Lea Laven (née Luukinen; after that Marjanen, Forssell and Tulonen; born 19 June 1948) is a Finnish pop singer.

Laven was born in the small town of Haukipudas, where she grew up in meager circumstances: she began singing in shows while in school and as a teenager began participating in talent competitions. After completing her schooling she lived for a time in Sweden where she worked as a domestic in hotels and nursing homes. In 1966 while back in Finland for an intended visit Laven attended a dance where Pentti Oskari Kangas was playing: Laven asked to sing with his band and the reaction resulted in her being recruited as a vocalist. When not performing with the band Laven worked at a textile mill in the town of Rauma which was Kangas' home base.

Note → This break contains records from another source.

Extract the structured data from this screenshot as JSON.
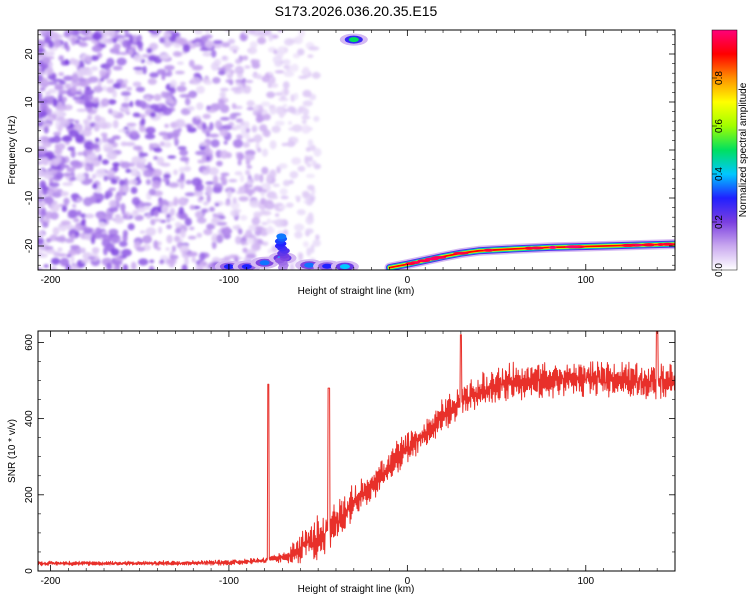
{
  "figure_title": "S173.2026.036.20.35.E15",
  "chart_data": [
    {
      "type": "heatmap",
      "name": "spectrogram",
      "title": "S173.2026.036.20.35.E15",
      "xlabel": "Height of straight line (km)",
      "ylabel": "Frequency (Hz)",
      "xlim": [
        -207,
        150
      ],
      "ylim": [
        -25,
        25
      ],
      "xticks": [
        -200,
        -100,
        0,
        100
      ],
      "xtick_labels": [
        "-200",
        "-100",
        "0",
        "100"
      ],
      "yticks": [
        -20,
        -10,
        0,
        10,
        20
      ],
      "ytick_labels": [
        "-20",
        "-10",
        "0",
        "10",
        "20"
      ],
      "grid": false,
      "features": {
        "noise_region_x": [
          -207,
          -75
        ],
        "strong_line": {
          "description": "high-amplitude narrowband line rising from near -25 Hz at the bottom edge to about -19.5 Hz at the right edge",
          "x": [
            -10,
            0,
            10,
            20,
            30,
            40,
            60,
            80,
            100,
            120,
            150
          ],
          "frequency_hz": [
            -24.5,
            -23.8,
            -23.0,
            -22.2,
            -21.5,
            -21.0,
            -20.6,
            -20.3,
            -20.1,
            -19.9,
            -19.6
          ]
        },
        "low_band_blobs": [
          {
            "x": -100,
            "frequency_hz": -24.3,
            "amplitude": 0.3
          },
          {
            "x": -90,
            "frequency_hz": -24.3,
            "amplitude": 0.3
          },
          {
            "x": -80,
            "frequency_hz": -23.5,
            "amplitude": 0.35
          },
          {
            "x": -70,
            "frequency_hz": -22.5,
            "amplitude": 0.4
          },
          {
            "x": -55,
            "frequency_hz": -24.0,
            "amplitude": 0.35
          },
          {
            "x": -45,
            "frequency_hz": -24.2,
            "amplitude": 0.3
          },
          {
            "x": -35,
            "frequency_hz": -24.3,
            "amplitude": 0.4
          },
          {
            "x": -30,
            "frequency_hz": 23.0,
            "amplitude": 0.5
          }
        ]
      },
      "colorbar": {
        "label": "Normalized spectral amplitude",
        "range": [
          0.0,
          1.0
        ],
        "ticks": [
          0.0,
          0.2,
          0.4,
          0.6,
          0.8
        ],
        "tick_labels": [
          "0.0",
          "0.2",
          "0.4",
          "0.6",
          "0.8"
        ],
        "colormap": [
          "#ffffff",
          "#c9a8ef",
          "#7b3fe0",
          "#2020ff",
          "#00c8ff",
          "#00e060",
          "#a0ff00",
          "#ffff00",
          "#ff9000",
          "#ff0000",
          "#ff007a"
        ]
      }
    },
    {
      "type": "line",
      "name": "snr",
      "title": "",
      "xlabel": "Height of straight line (km)",
      "ylabel": "SNR (10 * v/v)",
      "xlim": [
        -207,
        150
      ],
      "ylim": [
        0,
        630
      ],
      "xticks": [
        -200,
        -100,
        0,
        100
      ],
      "xtick_labels": [
        "-200",
        "-100",
        "0",
        "100"
      ],
      "yticks": [
        0,
        200,
        400,
        600
      ],
      "ytick_labels": [
        "0",
        "200",
        "400",
        "600"
      ],
      "grid": false,
      "series": [
        {
          "name": "SNR",
          "color": "#e8302a",
          "envelope_x": [
            -207,
            -150,
            -100,
            -80,
            -70,
            -60,
            -55,
            -50,
            -45,
            -40,
            -35,
            -30,
            -25,
            -20,
            -15,
            -10,
            -5,
            0,
            5,
            10,
            15,
            20,
            30,
            40,
            50,
            60,
            80,
            100,
            120,
            150
          ],
          "envelope_y": [
            20,
            20,
            22,
            28,
            35,
            55,
            70,
            80,
            110,
            130,
            150,
            180,
            200,
            220,
            250,
            275,
            300,
            320,
            340,
            360,
            380,
            410,
            440,
            470,
            490,
            500,
            500,
            505,
            500,
            500
          ],
          "spread_y": [
            8,
            8,
            10,
            12,
            18,
            55,
            70,
            90,
            80,
            80,
            70,
            70,
            60,
            60,
            60,
            60,
            60,
            55,
            55,
            55,
            55,
            60,
            60,
            65,
            65,
            65,
            65,
            65,
            65,
            65
          ],
          "annotations": [
            {
              "x": -44,
              "y": 480
            },
            {
              "x": -78,
              "y": 490
            },
            {
              "x": 30,
              "y": 620
            },
            {
              "x": 140,
              "y": 630
            }
          ]
        }
      ]
    }
  ]
}
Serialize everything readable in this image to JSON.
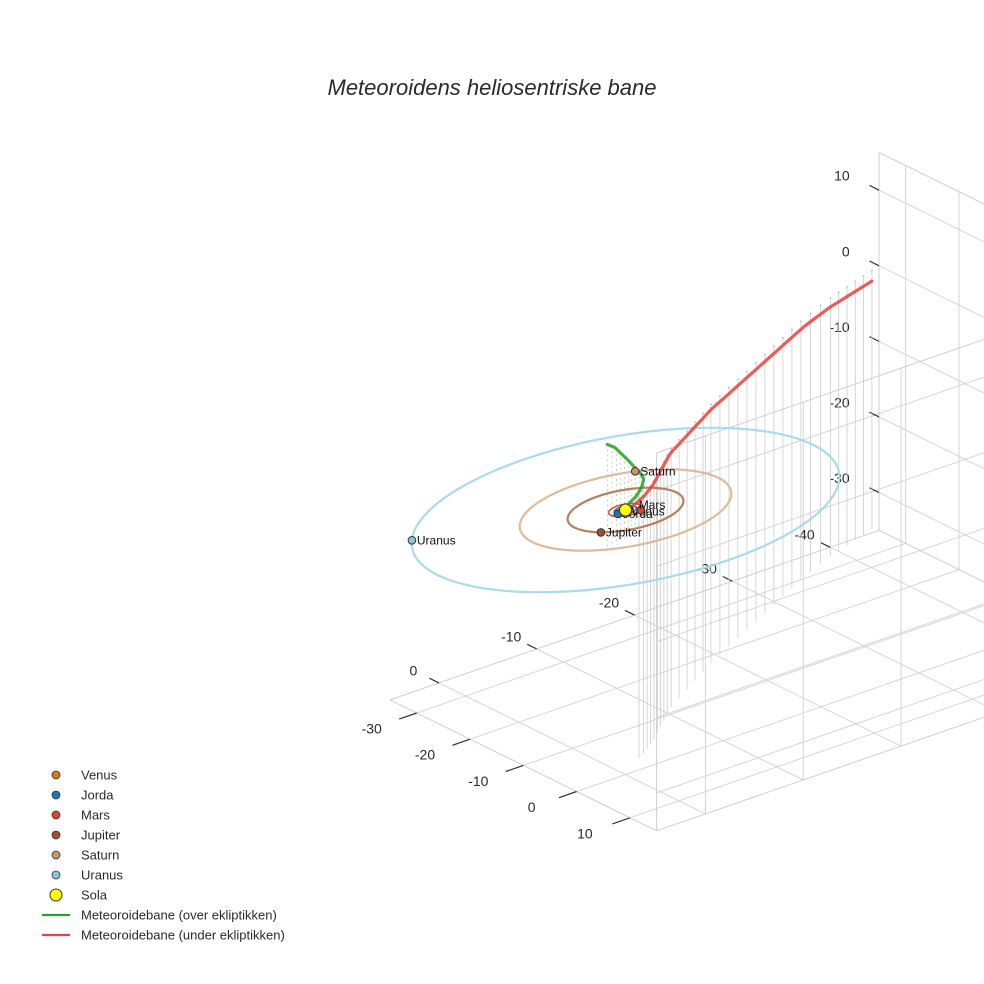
{
  "chart_data": {
    "type": "scatter3d",
    "title": "Meteoroidens heliosentriske bane",
    "xlabel": "",
    "ylabel": "",
    "zlabel": "",
    "x_axis": {
      "range": [
        -45,
        5
      ],
      "ticks": [
        -40,
        -30,
        -20,
        -10,
        0
      ]
    },
    "y_axis": {
      "range": [
        -35,
        15
      ],
      "ticks": [
        -30,
        -20,
        -10,
        0,
        10
      ]
    },
    "z_axis": {
      "range": [
        -35,
        15
      ],
      "ticks": [
        10,
        0,
        -10,
        -20,
        -30
      ]
    },
    "grid": true,
    "legend_position": "bottom-left",
    "colors": {
      "Venus": "#d97b1a",
      "Jorda": "#1f77b4",
      "Mars": "#d9472b",
      "Jupiter": "#a0522d",
      "Saturn": "#c8966a",
      "Uranus": "#87c7d9",
      "Sola": "#ffff00",
      "orbit_Jupiter": "#b07a5a",
      "orbit_Saturn": "#d9b896",
      "orbit_Uranus": "#a6d9e6",
      "path_above": "#2ca02c",
      "path_below": "#e8413e",
      "drop_lines": "#cccccc"
    },
    "orbits": [
      {
        "name": "Venus",
        "radius": 0.72
      },
      {
        "name": "Jorda",
        "radius": 1.0
      },
      {
        "name": "Mars",
        "radius": 1.52
      },
      {
        "name": "Jupiter",
        "radius": 5.2
      },
      {
        "name": "Saturn",
        "radius": 9.5
      },
      {
        "name": "Uranus",
        "radius": 19.2
      }
    ],
    "planets": [
      {
        "name": "Venus",
        "label": "Venus",
        "x": 0.2,
        "y": 0.7,
        "z": 0
      },
      {
        "name": "Jorda",
        "label": "Jorda",
        "x": 0.95,
        "y": 0.3,
        "z": 0
      },
      {
        "name": "Mars",
        "label": "Mars",
        "x": -0.9,
        "y": 1.2,
        "z": 0
      },
      {
        "name": "Jupiter",
        "label": "Jupiter",
        "x": 4.2,
        "y": 3.1,
        "z": 0
      },
      {
        "name": "Saturn",
        "label": "Saturn",
        "x": -5.3,
        "y": -7.9,
        "z": 0
      },
      {
        "name": "Uranus",
        "label": "Uranus",
        "x": 16.5,
        "y": -9.8,
        "z": 0
      },
      {
        "name": "Sola",
        "label": "",
        "x": 0,
        "y": 0,
        "z": 0
      }
    ],
    "series": [
      {
        "name": "Meteoroidebane (over ekliptikken)",
        "x": [
          0.3,
          0.5,
          0.3,
          0.0,
          0.0,
          0.2,
          1.0,
          2.0,
          3.0,
          4.0,
          5.0,
          6.0
        ],
        "y": [
          0.0,
          0.5,
          1.0,
          2.0,
          3.0,
          3.8,
          4.5,
          5.2,
          6.0,
          6.6,
          7.2,
          7.6
        ],
        "z": [
          0.0,
          0.6,
          1.2,
          2.5,
          4.0,
          5.5,
          7.0,
          8.5,
          10.0,
          11.5,
          13.0,
          14.0
        ]
      },
      {
        "name": "Meteoroidebane (under ekliptikken)",
        "x": [
          0.3,
          -1.0,
          -3.0,
          -5.0,
          -7.5,
          -10.0,
          -14.0,
          -18.0,
          -22.0,
          -26.0,
          -30.0,
          -34.0,
          -38.0,
          -41.0,
          -44.0
        ],
        "y": [
          0.0,
          -0.5,
          -2.0,
          -4.0,
          -7.0,
          -10.0,
          -13.5,
          -17.0,
          -20.0,
          -23.0,
          -26.0,
          -29.0,
          -31.5,
          -33.0,
          -34.5
        ],
        "z": [
          0.0,
          -0.1,
          -0.2,
          -0.3,
          -0.4,
          -0.5,
          -0.6,
          -0.7,
          -0.8,
          -0.9,
          -1.0,
          -1.1,
          -1.2,
          -1.3,
          -1.4
        ]
      }
    ],
    "legend": [
      {
        "label": "Venus",
        "kind": "marker",
        "color_key": "Venus"
      },
      {
        "label": "Jorda",
        "kind": "marker",
        "color_key": "Jorda"
      },
      {
        "label": "Mars",
        "kind": "marker",
        "color_key": "Mars"
      },
      {
        "label": "Jupiter",
        "kind": "marker",
        "color_key": "Jupiter"
      },
      {
        "label": "Saturn",
        "kind": "marker",
        "color_key": "Saturn"
      },
      {
        "label": "Uranus",
        "kind": "marker",
        "color_key": "Uranus"
      },
      {
        "label": "Sola",
        "kind": "sun",
        "color_key": "Sola"
      },
      {
        "label": "Meteoroidebane (over ekliptikken)",
        "kind": "line",
        "color_key": "path_above"
      },
      {
        "label": "Meteoroidebane (under ekliptikken)",
        "kind": "line",
        "color_key": "path_below"
      }
    ]
  }
}
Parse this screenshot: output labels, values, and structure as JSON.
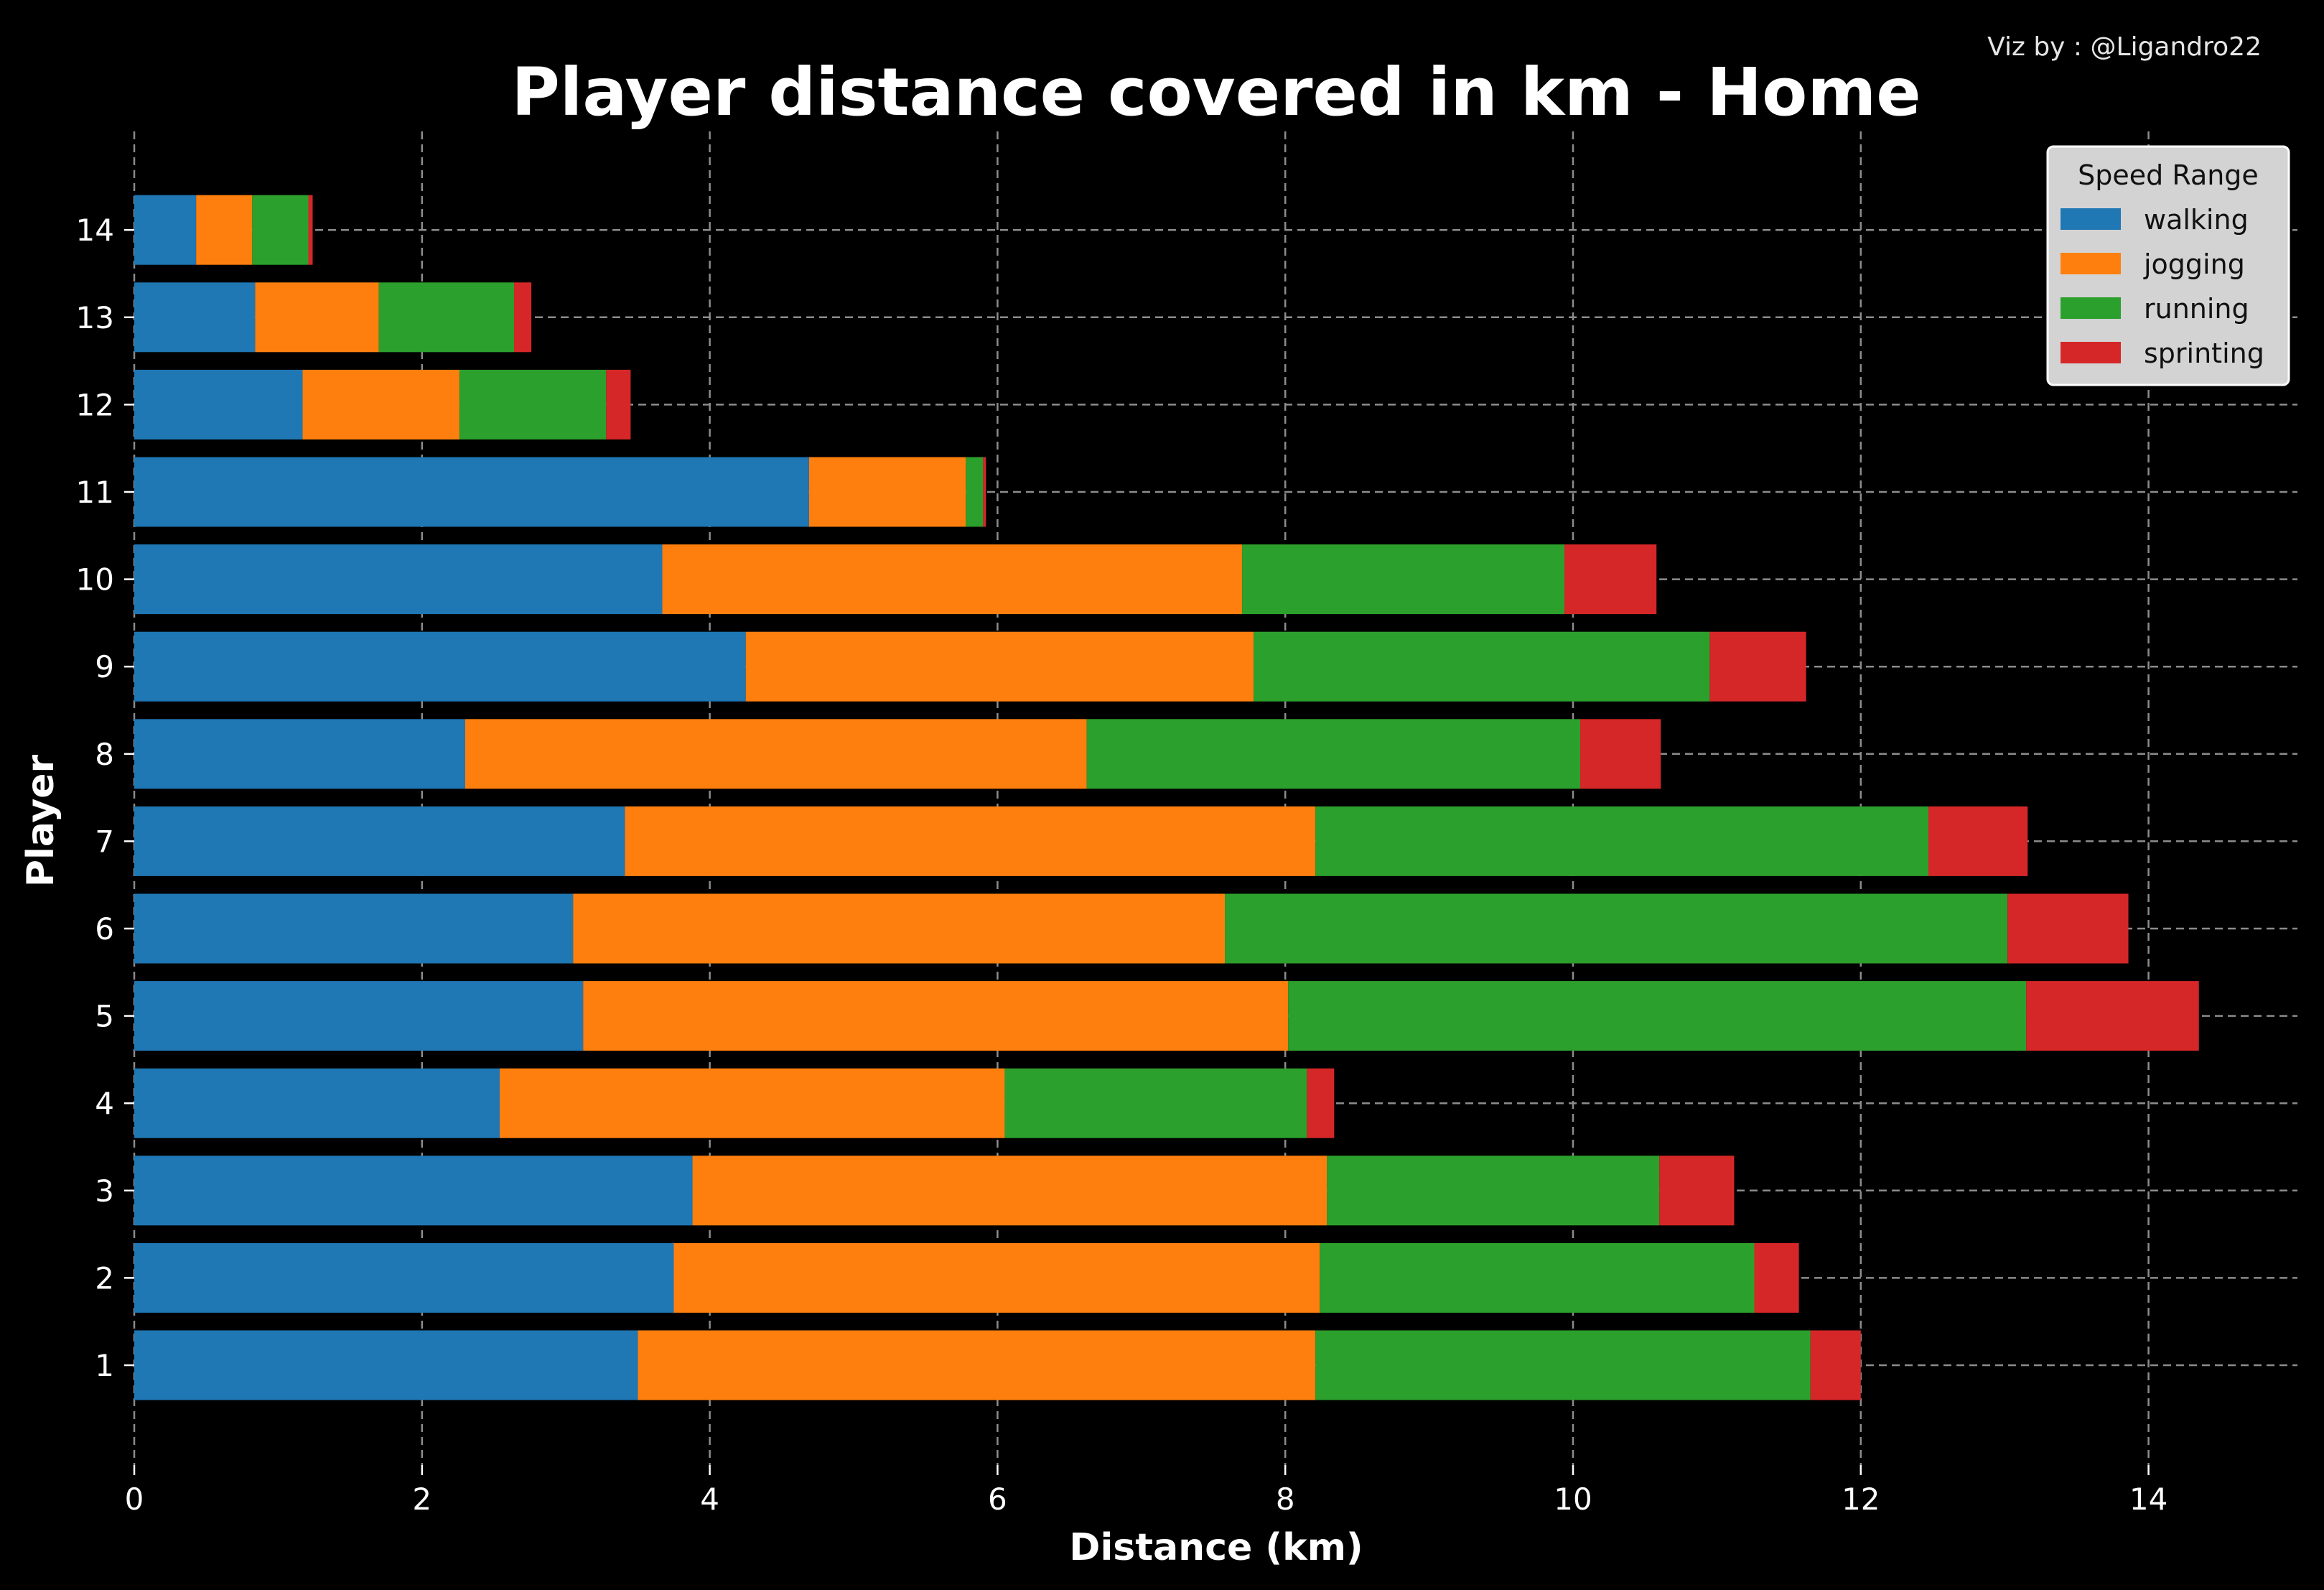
{
  "credit": "Viz by : @Ligandro22",
  "chart_data": {
    "type": "bar",
    "orientation": "horizontal",
    "stacked": true,
    "title": "Player distance covered in km - Home",
    "xlabel": "Distance (km)",
    "ylabel": "Player",
    "xlim": [
      0,
      15.2
    ],
    "x_ticks": [
      "0",
      "2",
      "4",
      "6",
      "8",
      "10",
      "12",
      "14"
    ],
    "grid": true,
    "legend": {
      "title": "Speed Range",
      "position": "top-right"
    },
    "categories": [
      "1",
      "2",
      "3",
      "4",
      "5",
      "6",
      "7",
      "8",
      "9",
      "10",
      "11",
      "12",
      "13",
      "14"
    ],
    "series": [
      {
        "name": "walking",
        "color": "#1f77b4",
        "values": [
          3.5,
          3.75,
          3.88,
          2.54,
          3.12,
          3.05,
          3.41,
          2.3,
          4.25,
          3.67,
          4.69,
          1.17,
          0.84,
          0.43
        ]
      },
      {
        "name": "jogging",
        "color": "#ff7f0e",
        "values": [
          4.71,
          4.49,
          4.41,
          3.51,
          4.9,
          4.53,
          4.8,
          4.32,
          3.53,
          4.03,
          1.09,
          1.09,
          0.86,
          0.39
        ]
      },
      {
        "name": "running",
        "color": "#2ca02c",
        "values": [
          3.44,
          3.02,
          2.31,
          2.1,
          5.13,
          5.44,
          4.26,
          3.43,
          3.17,
          2.24,
          0.12,
          1.02,
          0.94,
          0.39
        ]
      },
      {
        "name": "sprinting",
        "color": "#d62728",
        "values": [
          0.35,
          0.31,
          0.52,
          0.19,
          1.2,
          0.84,
          0.69,
          0.56,
          0.67,
          0.64,
          0.02,
          0.17,
          0.12,
          0.03
        ]
      }
    ]
  }
}
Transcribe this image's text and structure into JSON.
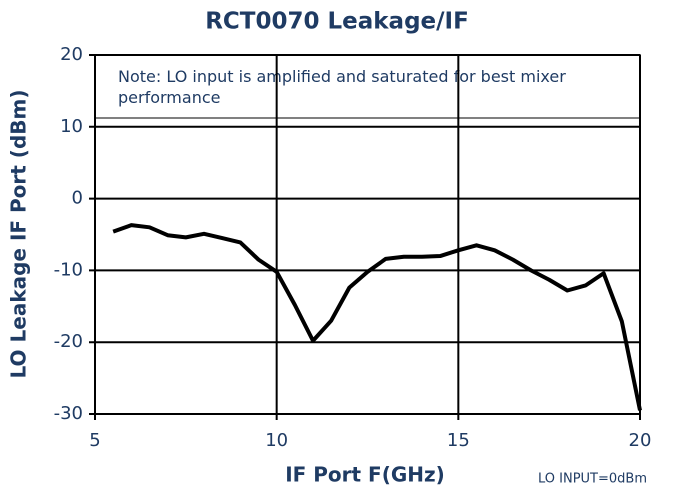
{
  "chart_data": {
    "type": "line",
    "title": "RCT0070 Leakage/IF",
    "xlabel": "IF Port F(GHz)",
    "ylabel": "LO Leakage IF Port (dBm)",
    "annotations": [
      "Note: LO input is amplified and saturated for best mixer performance",
      "LO INPUT=0dBm"
    ],
    "x": [
      5.5,
      6,
      6.5,
      7,
      7.5,
      8,
      8.5,
      9,
      9.5,
      10,
      10.5,
      11,
      11.5,
      12,
      12.5,
      13,
      13.5,
      14,
      14.5,
      15,
      15.5,
      16,
      16.5,
      17,
      17.5,
      18,
      18.5,
      19,
      19.5,
      20
    ],
    "series": [
      {
        "name": "LO Leakage",
        "color": "#000000",
        "values": [
          -4.6,
          -3.7,
          -4.0,
          -5.1,
          -5.4,
          -4.9,
          -5.5,
          -6.1,
          -8.5,
          -10.2,
          -14.8,
          -19.8,
          -17.0,
          -12.4,
          -10.2,
          -8.4,
          -8.1,
          -8.1,
          -8.0,
          -7.2,
          -6.5,
          -7.2,
          -8.5,
          -10.0,
          -11.3,
          -12.8,
          -12.1,
          -10.4,
          -17.1,
          -29.5
        ]
      }
    ],
    "xlim": [
      5,
      20
    ],
    "xticks": [
      5,
      10,
      15,
      20
    ],
    "ylim": [
      -30,
      20
    ],
    "yticks": [
      -30,
      -20,
      -10,
      0,
      10,
      20
    ],
    "grid": true
  }
}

In 1969 Laven began recording for EMI Columbia - later known as CBS Records - with a debut album Se Jokin issued in 1970: during this time Laven also had a "day job" as a secretary at the label's Helsinki office. For several years Laven typically recorded Finnish language cover versions of contemporary international hits with the 1974 double A-side single "Niin"/ "Tumma Nainen" - comprising Finnish renderings of "Sì" and "Dark Lady" originally by respectively Gigliola Cinquetti and Cher - affording Laven her career record with a #5 peak on the Finnish national charts: "Niin"/ "Tumma Nainen" debuted in the Top 30 in August 1974 and was still ranked in the Top 30 in August 1975.

Lea Laven in 1987

In 1978 Laven took second place - in a tie - in the Finnish national preliminary round of the Eurovision contest with the song "Aamulla Rakkaani Näin" which served at the title cut of Laven's seventh album which became Laven's first gold-certified album. Laven's subsequent recorded output was more focused on new material including the 1979 Syksyn sävel winner "Ei oo, ei tuu" which was the #1 hit in Finland for the months of December 1979 and January 1980. Laven still recorded Finnish-language covers including "Lahjan Sain" which as "Si la vie est cadeau" had won Eurovision 1983. In 1984 Laven switched to Bluebird Records where her debut album Sanat murenevat - Laven's twelfth album release - became her sole platinum-certified album to date. In 1990 Laven debuted on the Polarvox label with the album Ali Baba which was Laven's seventeenth album release and her sixth album to be certified gold. Laven subsequently experienced a drop in her career profile but was afforded a major comeback in 1999 when she again won the Syksyn sävel and her winning song ""Nyt kun oot mennyt" reached #6 on the Finnish national charts. Laven's twenty-fourth album Tähdenlennon alla was issued in 2006. Laven has resided in Naantali since 1984.